Extended test output per event The file test_results_extended_C{C}_{ET}.tsv contains additional output for each tested event and can be used for debugging purposes. The number of columns is variable and depends on the size of the input groups used for testing. For the following explanation, we assume that input group A has size 2 and input group B has size 3. The first 15 columns are identical to the basic event output file. The additional columns are as follows:

  1. event_count:group_A_sample1 – support for tested splice path in group A sample 1
  2. event_count:group_A_sample2 – support for tested splice path in group A sample 2
  3. event_count:group_B_sample1 – support for tested splice path in group B sample 1
  4. event_count:group_B_sample2 – support for tested splice path in group B sample 2
  5. event_count:group_B_sample3 – support for tested splice path in group B sample 3
  6. disp_raw – raw dispersion estimate for the tested event
  7. disp_adj – corrected dispersion estimate for the tested event

Diagnose Plots

The testing mode can generate some diagnose plots (via --diagnose-plots) that can help you assess the data you are looking at. These plots are still in beta mode and might change in future versions of SplAdder.

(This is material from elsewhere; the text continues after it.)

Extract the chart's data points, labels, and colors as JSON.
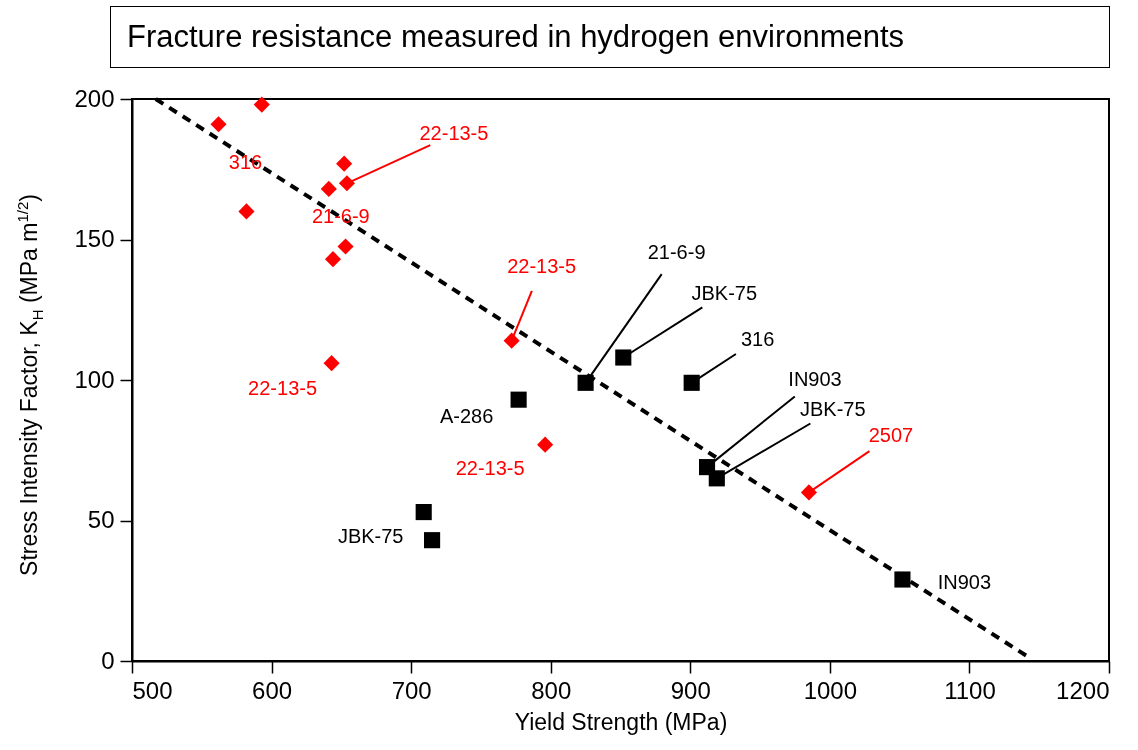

The plots reside in the SplAdder output directory in the folder testing/plots. Currently, the following plots are available:

Count distribution
A plot showing the distribution of supporting counts and the gene expression over events per tested group / condition. The plot is available over raw counts and over log10 transformed counts.
MA plot
A plot showing the log2 fold-change of each event over the mean normalized counts.
Dispersion
Three plots showing the raw dispersion estimate, the dispersion fit and the adjusted dispersion..
QQ plot
Quantile-quantile plots showing the distribution of p-values after testing over a uniform distribution to check for over-inflation. Available for raw and adjusted p-values.

Files in PICKLE Format

Similar to build mode, these files are for internal usage only and can be ignored.